For nearly 10 years, a lawsuit against the state of Iran has turned the Oriental Institute into a battleground over 2,500-year-old Persian artifacts.
This past Saturday, Professor Matthew Stolper, head of the Institute’s Persepolis Fortification Archive Project, gave an update on what he called a “salvage excavation” and revealed the innovative technology that might decide the artifacts’ future.
More than just “pieces of dirt that someone poked with sticks a very long time ago,” the archive is “the largest, the most complex, the best dated source of information from within the Persian Empire at its zenith,” Stolper said.
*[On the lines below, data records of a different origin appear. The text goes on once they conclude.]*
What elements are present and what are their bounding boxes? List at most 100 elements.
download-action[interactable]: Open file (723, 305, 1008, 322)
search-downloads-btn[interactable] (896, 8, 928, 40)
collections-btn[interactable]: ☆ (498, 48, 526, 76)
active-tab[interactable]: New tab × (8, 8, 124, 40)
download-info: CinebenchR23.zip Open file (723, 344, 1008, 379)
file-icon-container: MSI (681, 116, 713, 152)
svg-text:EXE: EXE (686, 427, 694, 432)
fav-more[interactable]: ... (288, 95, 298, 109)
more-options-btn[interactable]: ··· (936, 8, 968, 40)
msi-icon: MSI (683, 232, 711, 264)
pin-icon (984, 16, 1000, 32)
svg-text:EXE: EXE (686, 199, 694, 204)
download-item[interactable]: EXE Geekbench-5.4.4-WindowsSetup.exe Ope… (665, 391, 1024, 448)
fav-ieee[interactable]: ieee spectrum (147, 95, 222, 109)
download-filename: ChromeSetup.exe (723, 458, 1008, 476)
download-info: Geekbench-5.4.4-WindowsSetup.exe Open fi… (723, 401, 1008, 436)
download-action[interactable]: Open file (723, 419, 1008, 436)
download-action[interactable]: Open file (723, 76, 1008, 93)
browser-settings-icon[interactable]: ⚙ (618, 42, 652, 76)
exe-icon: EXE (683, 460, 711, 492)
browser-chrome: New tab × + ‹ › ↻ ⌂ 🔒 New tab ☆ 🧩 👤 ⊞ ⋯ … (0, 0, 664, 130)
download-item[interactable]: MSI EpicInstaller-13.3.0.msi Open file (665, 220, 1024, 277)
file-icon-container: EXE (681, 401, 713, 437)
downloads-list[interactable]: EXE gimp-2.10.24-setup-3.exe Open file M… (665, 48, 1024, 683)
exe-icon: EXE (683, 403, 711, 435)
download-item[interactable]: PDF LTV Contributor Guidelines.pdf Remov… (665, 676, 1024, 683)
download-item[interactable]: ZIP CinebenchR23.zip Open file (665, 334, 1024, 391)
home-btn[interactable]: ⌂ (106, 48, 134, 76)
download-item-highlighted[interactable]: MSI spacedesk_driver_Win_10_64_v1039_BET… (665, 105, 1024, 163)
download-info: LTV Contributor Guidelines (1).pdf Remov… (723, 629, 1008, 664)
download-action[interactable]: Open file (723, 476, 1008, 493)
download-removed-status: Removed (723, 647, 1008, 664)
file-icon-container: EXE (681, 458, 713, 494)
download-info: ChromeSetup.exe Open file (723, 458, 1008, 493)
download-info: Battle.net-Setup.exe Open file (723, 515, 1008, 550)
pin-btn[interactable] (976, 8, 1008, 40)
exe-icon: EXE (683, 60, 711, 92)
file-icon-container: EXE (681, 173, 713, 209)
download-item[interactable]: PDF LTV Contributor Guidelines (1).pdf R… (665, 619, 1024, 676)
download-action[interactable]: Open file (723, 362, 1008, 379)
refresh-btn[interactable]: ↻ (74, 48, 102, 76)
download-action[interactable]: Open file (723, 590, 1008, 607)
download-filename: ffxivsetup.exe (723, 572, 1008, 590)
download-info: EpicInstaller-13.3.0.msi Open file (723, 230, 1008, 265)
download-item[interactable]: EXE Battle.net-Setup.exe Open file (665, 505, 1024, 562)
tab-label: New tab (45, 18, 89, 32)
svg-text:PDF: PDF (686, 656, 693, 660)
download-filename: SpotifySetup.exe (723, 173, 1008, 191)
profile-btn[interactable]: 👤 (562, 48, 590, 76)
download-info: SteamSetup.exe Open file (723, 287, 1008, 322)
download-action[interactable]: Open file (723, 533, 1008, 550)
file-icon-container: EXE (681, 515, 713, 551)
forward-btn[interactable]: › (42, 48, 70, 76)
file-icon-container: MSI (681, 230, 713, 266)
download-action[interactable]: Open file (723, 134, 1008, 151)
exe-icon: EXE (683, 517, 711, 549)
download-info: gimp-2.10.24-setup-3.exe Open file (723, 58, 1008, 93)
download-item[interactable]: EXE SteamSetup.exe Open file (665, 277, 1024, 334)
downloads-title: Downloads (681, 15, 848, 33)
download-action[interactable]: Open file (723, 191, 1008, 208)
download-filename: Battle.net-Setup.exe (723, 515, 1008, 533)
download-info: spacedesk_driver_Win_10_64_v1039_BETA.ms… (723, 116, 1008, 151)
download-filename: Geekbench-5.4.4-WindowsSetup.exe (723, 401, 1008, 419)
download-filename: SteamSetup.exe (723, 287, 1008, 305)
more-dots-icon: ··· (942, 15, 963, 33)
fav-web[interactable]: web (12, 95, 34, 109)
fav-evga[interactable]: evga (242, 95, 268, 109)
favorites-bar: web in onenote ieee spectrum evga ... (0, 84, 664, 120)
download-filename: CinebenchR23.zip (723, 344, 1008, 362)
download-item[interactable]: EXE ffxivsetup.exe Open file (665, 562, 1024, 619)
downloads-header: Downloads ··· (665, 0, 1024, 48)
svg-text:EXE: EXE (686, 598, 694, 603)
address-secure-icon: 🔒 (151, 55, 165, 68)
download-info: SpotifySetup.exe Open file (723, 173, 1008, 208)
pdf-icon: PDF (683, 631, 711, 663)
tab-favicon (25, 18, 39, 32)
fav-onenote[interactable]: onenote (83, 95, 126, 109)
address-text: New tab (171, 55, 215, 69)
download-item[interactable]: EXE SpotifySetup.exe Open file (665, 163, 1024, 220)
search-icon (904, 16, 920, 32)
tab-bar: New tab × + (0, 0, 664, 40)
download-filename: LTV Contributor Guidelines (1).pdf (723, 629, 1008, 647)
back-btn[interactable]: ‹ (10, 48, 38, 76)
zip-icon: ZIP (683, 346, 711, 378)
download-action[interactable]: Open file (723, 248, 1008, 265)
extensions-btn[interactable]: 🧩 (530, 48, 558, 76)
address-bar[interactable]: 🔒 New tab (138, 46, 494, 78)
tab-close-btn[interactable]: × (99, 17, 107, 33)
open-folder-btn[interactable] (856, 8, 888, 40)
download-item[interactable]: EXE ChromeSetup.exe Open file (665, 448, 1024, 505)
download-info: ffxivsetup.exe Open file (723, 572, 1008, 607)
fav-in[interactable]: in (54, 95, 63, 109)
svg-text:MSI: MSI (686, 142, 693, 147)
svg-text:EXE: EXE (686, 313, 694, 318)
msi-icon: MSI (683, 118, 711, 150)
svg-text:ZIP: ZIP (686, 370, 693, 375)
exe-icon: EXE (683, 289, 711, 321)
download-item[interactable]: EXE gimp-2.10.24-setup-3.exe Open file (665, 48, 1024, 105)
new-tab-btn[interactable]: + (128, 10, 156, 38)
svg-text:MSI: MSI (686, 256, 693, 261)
The tens of thousands of fragments, pieces of old administrative records excavated from Persepolis ruins in the 1930s, have been a treasure chest for understanding Persian language, religion, daily life and politics. “This loan was an extraordinary thing—an extraordinary act of trust,” Stolper said, since the Institute has been allowed to keep the artifacts on loan from Iran during the pending law suit.
“A completely unique discovery is sent off to an American research institute and it is sent intact—it is sent as if they knew it was all one thing. This is almost without precedent in the annals of cultural study,” Stolper said.
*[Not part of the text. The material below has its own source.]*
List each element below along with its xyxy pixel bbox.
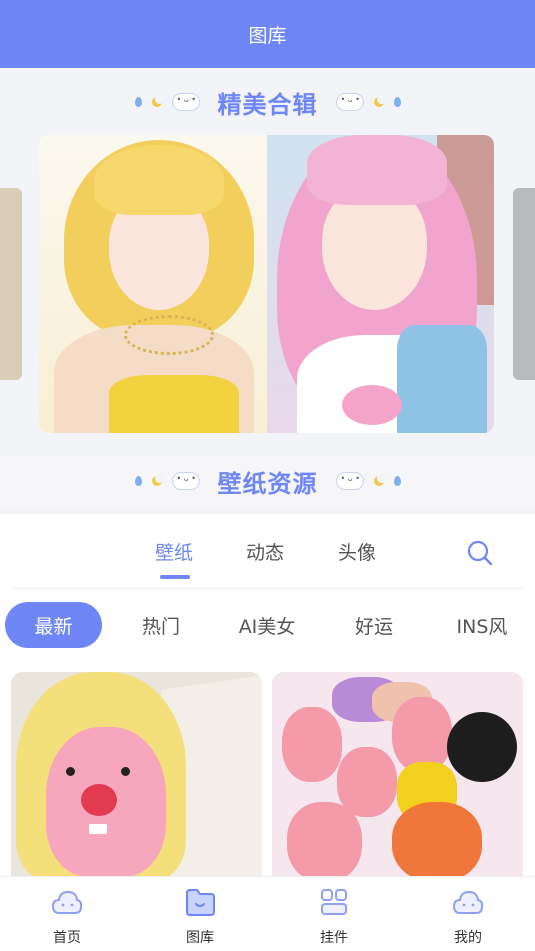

If the plaintiffs, Americans who lost relatives in 1997 terrorist attacks in Israel, win, the tablets may be sold and dispersed. If they lose, then Iran may demand the artifacts’ immediate return, according to Stolper. The plaintiffs were already awarded redress money that Iran refused to pay, so the plaintiffs are seeking this Iranian property in the U.S. as an alternative form of payment.
Stolper took a moment to remind the audience that the plaintiffs had lost their loved ones in a terrorist attack and reacted within the legal channels granted by the judicial system. “There’s a tendency to say [about the lawsuit], ‘What a terrible barbaric thing,”” Stolper said. “The plaintiffs are not greedy barbarians. They are seeking redress.”
The Institute has responded with innovative steps to preserve the artifacts, digitally and on the Internet. By publicly sharing infrared and photo-edited images of the tablets, alongside intensive linguistic analysis, the Institute is pushing archaeological record-keeping into the 21st century. “Sometimes the images are more useful than the original objects,” Stolper said.
Stolper left his audience and future generations, he hopes, with a challenge. “If I can’t convince you it’s something you should be excited about, at least I can convince you it’s something one can be excited about,” he said.